Al fín y al cabo, el profesionalismo suele estar asociado
al ejercicio liberal de la profesión, que incluye este
sentido de autointerés, riesgo y ganancia.
El éxito de una política de
este tipo depende por consiguiente de la forma en que la propia
institución escolar y la propia cultura profesional se
transforma, adoptando procesos de autocontrol, en vez de control
externo. Es, como lo ha llamado Smyth (1993), un control
participativo. Pero también, como lo llama Ball (1993,
pág. 66), una conducción a distancia, donde "la
coerción es reemplazada por el autocontrol —la
apariencia de autonomía." Y es que, bajo la
necesidad de coherencia y cohesión, las técnicas
de gestión y los proyectos curriculares de centro pueden
convertirse en una forma de control más estricto y
cercano y en un impedimento del disenso de los colegas (Ball,
1997). De la misma forma que la apariencia de autonomía y
la pseudoparticipación, aunque puede aumentar la
capacidad de acción de los enseñantes en algunos
aspectos, simultáneamente los puede hacer también
más dóciles.
F) Más
responsabilidad sin poder. Meritocracia de escuelas Pero hay aún
otro logro político de estas reformas: los enseñantes
aumentan su responsabilidad, pero sin aumentar su poder, esto
es, sin disponer de más posibilidades de transformación
de las circunstancias en las que se desenvuelve su trabajo
(Ball, 1993). En la medida en que más responsabilidad no
significa más poder de cambiar las cosas (no sólo
por los controles burocráticos, sino por la imposibilidad
de cambiar la imagen de un futuro incierto, en el que la promesa
de la escuela acerca de mayores oportunidades sociales queda
desmentida por la presencia del paro y la marginación),
mayor responsabilidad supone un mayor deterioro de la profesión
y un mayor rechazo social, al recibir todas las culpas por la
incapacidad de hacerse cargo de todas las misiones sociales que
ahora se le encomiendan a la educación. Un efecto de esta
responsabilidad sin poder es una redefinición de la
meritocracia, en una época en la que los excluidos
aumentan y donde la movilidad social es descendente. Al aumentar
la responsabilidad hacia las escuelas se resitúa
ideológicamente el principio de la meritocracia, en
función de la capacidad o incapacidad de las escuelas
para dar cuenta de las nuevas necesidades de la sociedad y de la
juventud. Ante la falta de políticas no escolares para
remediar la crisis, la política de la autonomía
escolar hará ver que algunas escuelas sacan adelante a su
alumnado, mientras que otras no. Así, si clásicamente
la meritocracia era la justificación de que las
diferencias no eran sociales, sino individuales, ahora se añade
a ello que la solución de las mismas no depende sólo
de los méritos propios de los individuos, sino también
de la calidad de las escuelas. Serán las escuelas, las
que fracasen o tengan éxito; serán ellas las
responsables del deterioro social, no las políticas
económicas y sociales.
4. Conclusiones: buscando un futuro
Si bien el panorama que acabo de presentar no es muy halagüeño
respecto al significado que está adquiriendo la autonomía
de centros y de enseñantes y las consecuencias que puede
llegar a tener, no debe deducirse de aquí, como es lógico,
que deba minusvalorarse la importancia de que el profesorado
piense en lo que están haciendo colectivamente y trate de
entender y atender a las necesidades de su alumnado. El problema
no es, por supuesto, que los centros realicen sus planes y
proyectos, sino más bien, en qué contexto se está
definiendo esta tarea y bajo qué mentalidad hegemónica
la podemos estar entendiendo y realizando.

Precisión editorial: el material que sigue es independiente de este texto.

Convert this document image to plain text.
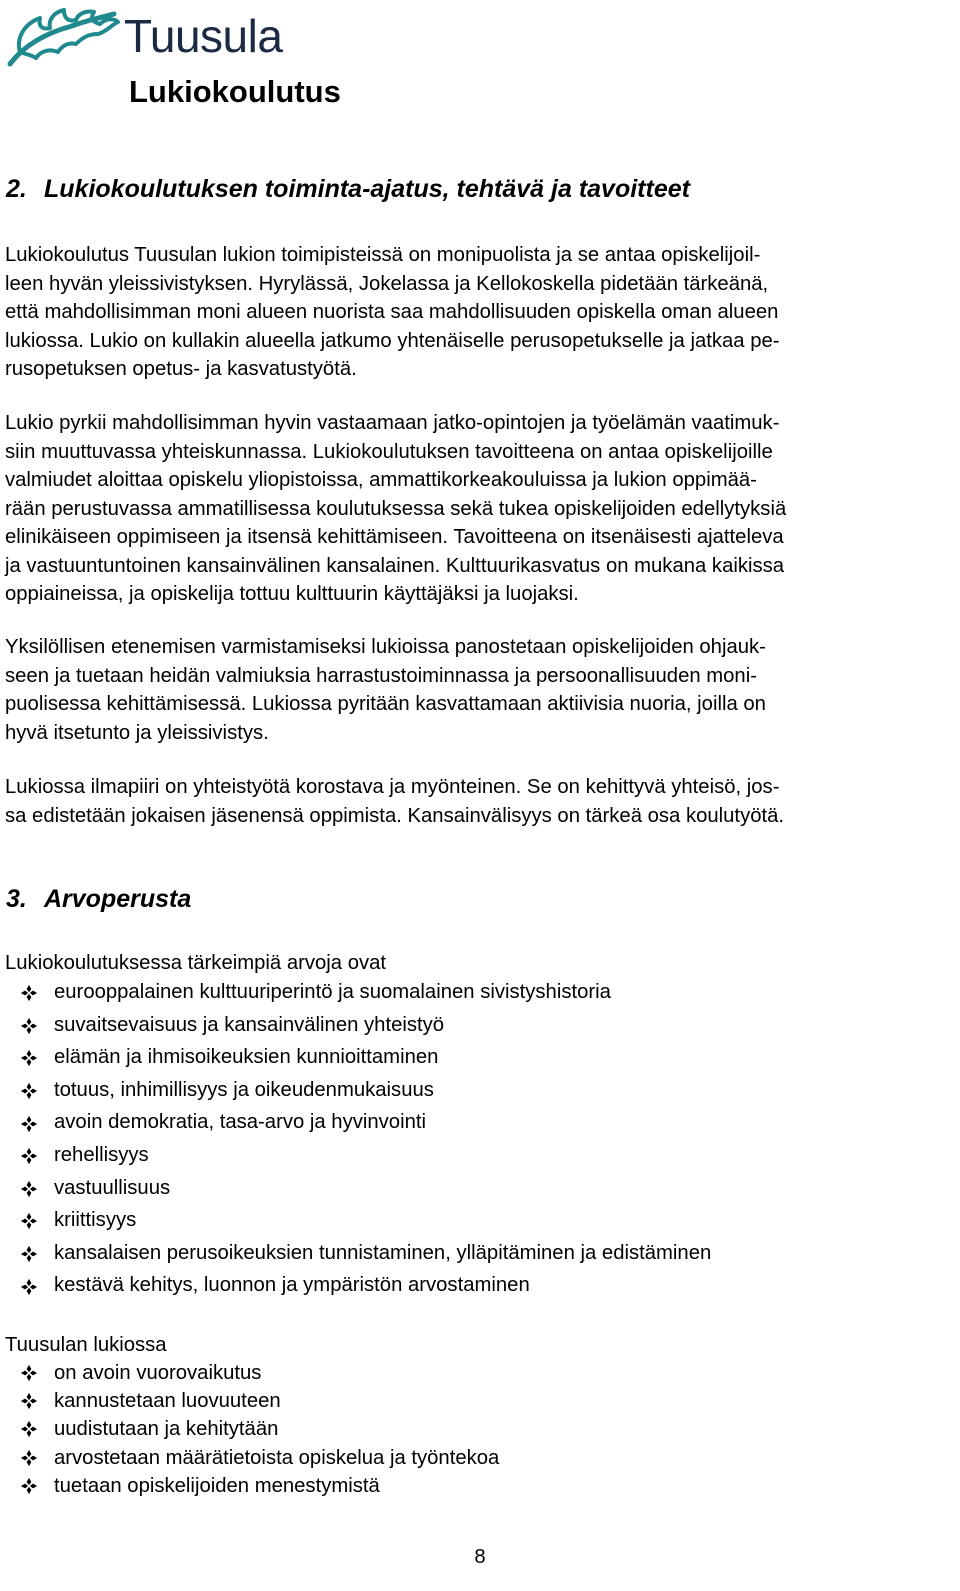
Tuusula
Lukiokoulutus
2. Lukiokoulutuksen toiminta-ajatus, tehtävä ja tavoitteet

Lukiokoulutus Tuusulan lukion toimipisteissä on monipuolista ja se antaa opiskelijoil-

leen hyvän yleissivistyksen. Hyrylässä, Jokelassa ja Kellokoskella pidetään tärkeänä,

että mahdollisimman moni alueen nuorista saa mahdollisuuden opiskella oman alueen

lukiossa. Lukio on kullakin alueella jatkumo yhtenäiselle perusopetukselle ja jatkaa pe-

rusopetuksen opetus- ja kasvatustyötä.

Lukio pyrkii mahdollisimman hyvin vastaamaan jatko-opintojen ja työelämän vaatimuk-

siin muuttuvassa yhteiskunnassa. Lukiokoulutuksen tavoitteena on antaa opiskelijoille

valmiudet aloittaa opiskelu yliopistoissa, ammattikorkeakouluissa ja lukion oppimää-

rään perustuvassa ammatillisessa koulutuksessa sekä tukea opiskelijoiden edellytyksiä

elinikäiseen oppimiseen ja itsensä kehittämiseen. Tavoitteena on itsenäisesti ajatteleva

ja vastuuntuntoinen kansainvälinen kansalainen. Kulttuurikasvatus on mukana kaikissa

oppiaineissa, ja opiskelija tottuu kulttuurin käyttäjäksi ja luojaksi.

Yksilöllisen etenemisen varmistamiseksi lukioissa panostetaan opiskelijoiden ohjauk-

seen ja tuetaan heidän valmiuksia harrastustoiminnassa ja persoonallisuuden moni-

puolisessa kehittämisessä. Lukiossa pyritään kasvattamaan aktiivisia nuoria, joilla on

hyvä itsetunto ja yleissivistys.

Lukiossa ilmapiiri on yhteistyötä korostava ja myönteinen. Se on kehittyvä yhteisö, jos-

sa edistetään jokaisen jäsenensä oppimista. Kansainvälisyys on tärkeä osa koulutyötä.

3. Arvoperusta

Lukiokoulutuksessa tärkeimpiä arvoja ovat

eurooppalainen kulttuuriperintö ja suomalainen sivistyshistoria
suvaitsevaisuus ja kansainvälinen yhteistyö
elämän ja ihmisoikeuksien kunnioittaminen
totuus, inhimillisyys ja oikeudenmukaisuus
avoin demokratia, tasa-arvo ja hyvinvointi
rehellisyys
vastuullisuus
kriittisyys
kansalaisen perusoikeuksien tunnistaminen, ylläpitäminen ja edistäminen
kestävä kehitys, luonnon ja ympäristön arvostaminen

Tuusulan lukiossa

on avoin vuorovaikutus
kannustetaan luovuuteen
uudistutaan ja kehitytään
arvostetaan määrätietoista opiskelua ja työntekoa
tuetaan opiskelijoiden menestymistä
8
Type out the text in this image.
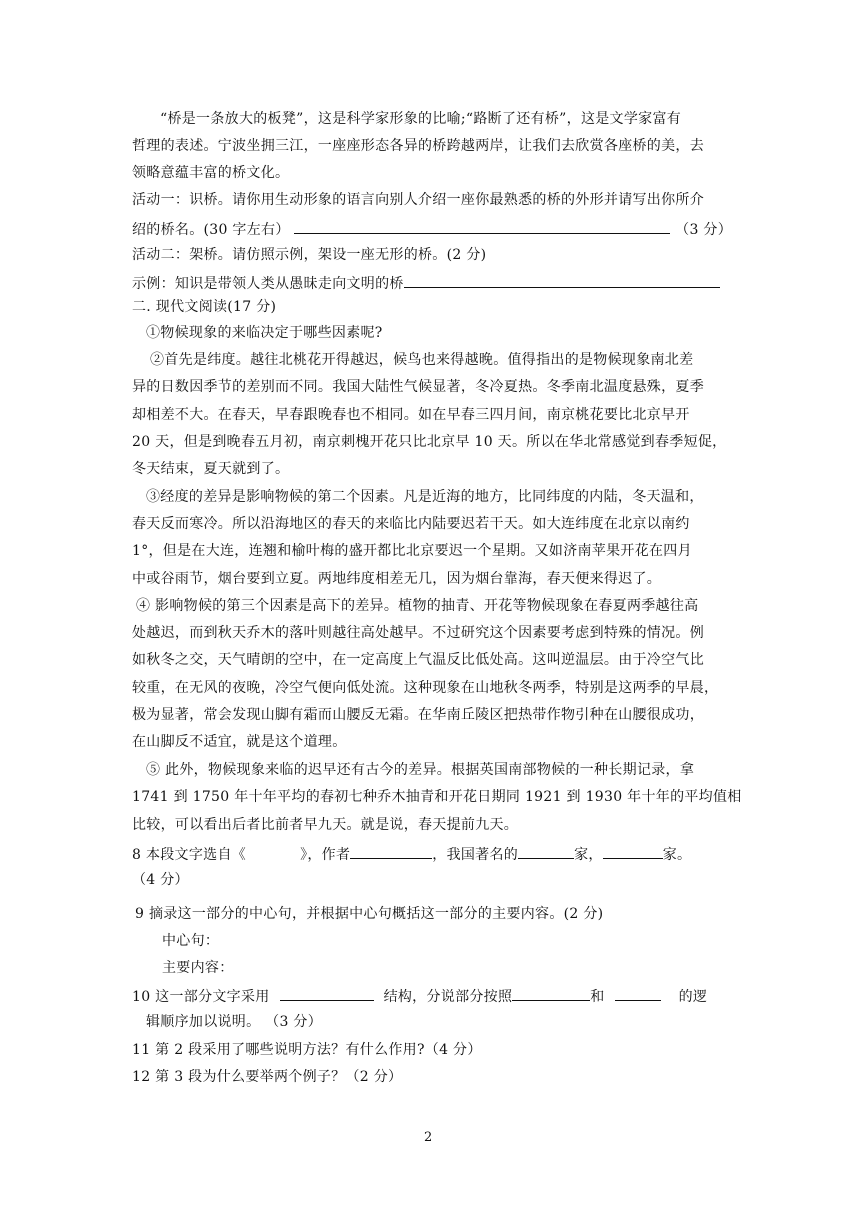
“桥是一条放大的板凳”，这是科学家形象的比喻;“路断了还有桥”，这是文学家富有
哲理的表述。宁波坐拥三江，一座座形态各异的桥跨越两岸，让我们去欣赏各座桥的美，去
领略意蕴丰富的桥文化。
活动一：识桥。请你用生动形象的语言向别人介绍一座你最熟悉的桥的外形并请写出你所介
绍的桥名。(30 字左右）	（3 分）
活动二：架桥。请仿照示例，架设一座无形的桥。(2 分)
示例：知识是带领人类从愚昧走向文明的桥
二. 现代文阅读(17 分)
①物候现象的来临决定于哪些因素呢?
②首先是纬度。越往北桃花开得越迟，候鸟也来得越晚。值得指出的是物候现象南北差
异的日数因季节的差别而不同。我国大陆性气候显著，冬冷夏热。冬季南北温度悬殊，夏季
却相差不大。在春天，早春跟晚春也不相同。如在早春三四月间，南京桃花要比北京早开
20 天，但是到晚春五月初，南京刺槐开花只比北京早 10 天。所以在华北常感觉到春季短促，
冬天结束，夏天就到了。
③经度的差异是影响物候的第二个因素。凡是近海的地方，比同纬度的内陆，冬天温和，
春天反而寒冷。所以沿海地区的春天的来临比内陆要迟若干天。如大连纬度在北京以南约
1°，但是在大连，连翘和榆叶梅的盛开都比北京要迟一个星期。又如济南苹果开花在四月
中或谷雨节，烟台要到立夏。两地纬度相差无几，因为烟台靠海，春天便来得迟了。
④ 影响物候的第三个因素是高下的差异。植物的抽青、开花等物候现象在春夏两季越往高
处越迟，而到秋天乔木的落叶则越往高处越早。不过研究这个因素要考虑到特殊的情况。例
如秋冬之交，天气晴朗的空中，在一定高度上气温反比低处高。这叫逆温层。由于冷空气比
较重，在无风的夜晚，冷空气便向低处流。这种现象在山地秋冬两季，特别是这两季的早晨，
极为显著，常会发现山脚有霜而山腰反无霜。在华南丘陵区把热带作物引种在山腰很成功，
在山脚反不适宜，就是这个道理。
⑤ 此外，物候现象来临的迟早还有古今的差异。根据英国南部物候的一种长期记录，拿
1741 到 1750 年十年平均的春初七种乔木抽青和开花日期同 1921 到 1930 年十年的平均值相
比较，可以看出后者比前者早九天。就是说，春天提前九天。
8 本段文字选自《	》，作者	，我国著名的	家，	家。
（4 分）
9 摘录这一部分的中心句，并根据中心句概括这一部分的主要内容。(2 分)
中心句：
主要内容：
10 这一部分文字采用	结构，分说部分按照	和	的逻
辑顺序加以说明。 （3 分）
11 第 2 段采用了哪些说明方法？有什么作用?（4 分）
12 第 3 段为什么要举两个例子？（2 分）
2
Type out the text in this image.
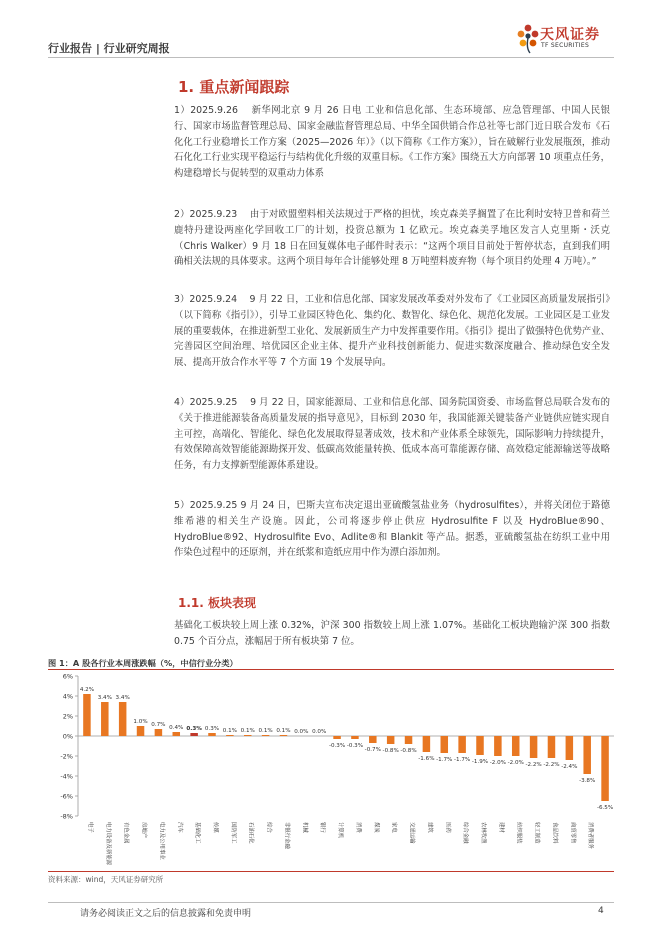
行业报告 | 行业研究周报
天风证券
TF SECURITIES
1. 重点新闻跟踪
1）2025.9.26　 新华网北京 9 月 26 日电 工业和信息化部、生态环境部、应急管理部、中国人民银行、国家市场监督管理总局、国家金融监督管理总局、中华全国供销合作总社等七部门近日联合发布《石化化工行业稳增长工作方案（2025—2026 年）》（以下简称《工作方案》），旨在破解行业发展瓶颈，推动石化化工行业实现平稳运行与结构优化升级的双重目标。《工作方案》围绕五大方向部署 10 项重点任务，构建稳增长与促转型的双重动力体系
2）2025.9.23　 由于对欧盟塑料相关法规过于严格的担忧，埃克森美孚搁置了在比利时安特卫普和荷兰鹿特丹建设两座化学回收工厂的计划，投资总额为 1 亿欧元。埃克森美孚地区发言人克里斯・沃克（Chris Walker）9 月 18 日在回复媒体电子邮件时表示：“这两个项目目前处于暂停状态，直到我们明确相关法规的具体要求。这两个项目每年合计能够处理 8 万吨塑料废弃物（每个项目约处理 4 万吨）。”
3）2025.9.24　 9 月 22 日，工业和信息化部、国家发展改革委对外发布了《工业园区高质量发展指引》（以下简称《指引》），引导工业园区特色化、集约化、数智化、绿色化、规范化发展。工业园区是工业发展的重要载体，在推进新型工业化、发展新质生产力中发挥重要作用。《指引》提出了做强特色优势产业、完善园区空间治理、培优园区企业主体、提升产业科技创新能力、促进实数深度融合、推动绿色安全发展、提高开放合作水平等 7 个方面 19 个发展导向。
4）2025.9.25　 9 月 22 日，国家能源局、工业和信息化部、国务院国资委、市场监督总局联合发布的《关于推进能源装备高质量发展的指导意见》，目标到 2030 年，我国能源关键装备产业链供应链实现自主可控，高端化、智能化、绿色化发展取得显著成效，技术和产业体系全球领先，国际影响力持续提升，有效保障高效智能能源勘探开发、低碳高效能量转换、低成本高可靠能源存储、高效稳定能源输送等战略任务，有力支撑新型能源体系建设。
5）2025.9.25 9 月 24 日，巴斯夫宣布决定退出亚硫酸氢盐业务（hydrosulfites），并将关闭位于路德维希港的相关生产设施。因此，公司将逐步停止供应 Hydrosulfite F 以及 HydroBlue®90、HydroBlue®92、Hydrosulfite Evo、Adlite®和 Blankit 等产品。据悉，亚硫酸氢盐在纺织工业中用作染色过程中的还原剂，并在纸浆和造纸应用中作为漂白添加剂。
1.1. 板块表现
基础化工板块较上周上涨 0.32%，沪深 300 指数较上周上涨 1.07%。基础化工板块跑输沪深 300 指数 0.75 个百分点，涨幅居于所有板块第 7 位。
图 1：A 股各行业本周涨跌幅（%，中信行业分类）
6%
4%
2%
0%
-2%
-4%
-6%
-8%
4.2%
电子
3.4%
电力设备及新能源
3.4%
有色金属
1.0%
房地产
0.7%
电力及公用事业
0.4%
汽车
0.3%
基础化工
0.3%
传媒
0.1%
国防军工
0.1%
石油石化
0.1%
综合
0.1%
非银行金融
0.0%
机械
0.0%
银行
-0.3%
计算机
-0.3%
消费
-0.7%
煤炭
-0.8%
家电
-0.8%
交通运输
-1.6%
建筑
-1.7%
医药
-1.7%
综合金融
-1.9%
农林牧渔
-2.0%
建材
-2.0%
纺织服装
-2.2%
轻工制造
-2.2%
食品饮料
-2.4%
商贸零售
-3.8%
消费者服务
-6.5%
资料来源：wind，天风证券研究所
请务必阅读正文之后的信息披露和免责申明	4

Lo que significa esto es que, a pesar de la crítica
realizada, las actuales reformas contienen en su interior
elementos de paradoja. Por ejemplo, en principio puede aceptarse
como una ganancia potencial el hecho de que a las instituciones
escolares se les reconozca el derecho y la obligación de
pensar en sí mismas en conjunto, tratando de determinar
cuáles son sus propósitos educativos y cómo
piensan desarrollarlos. De igual manera, hay que interpretar como
un beneficio, y como la posibilidad de mayor satisfacción
profesional, el reconocimiento y la legitimación de
elementos de reflexión autónoma en la definición
del trabajo docente. No obstante, estas supuestas ganancias
pueden ser aparentes si sólo pueden generar procesos de
discusión sobre los cómos de la práctica
educativa, sin capacidad de decisión sobre los qué
y los hacia dónde, que tienen que ser aceptados, o sin
capacidad de intervención sobre las condiciones en las que
transcurre la escolaridad. El éxito político de
estas reformas depende precisamente de que los enseñantes
acepten estas limitaciones como una ganancia. (Note 11)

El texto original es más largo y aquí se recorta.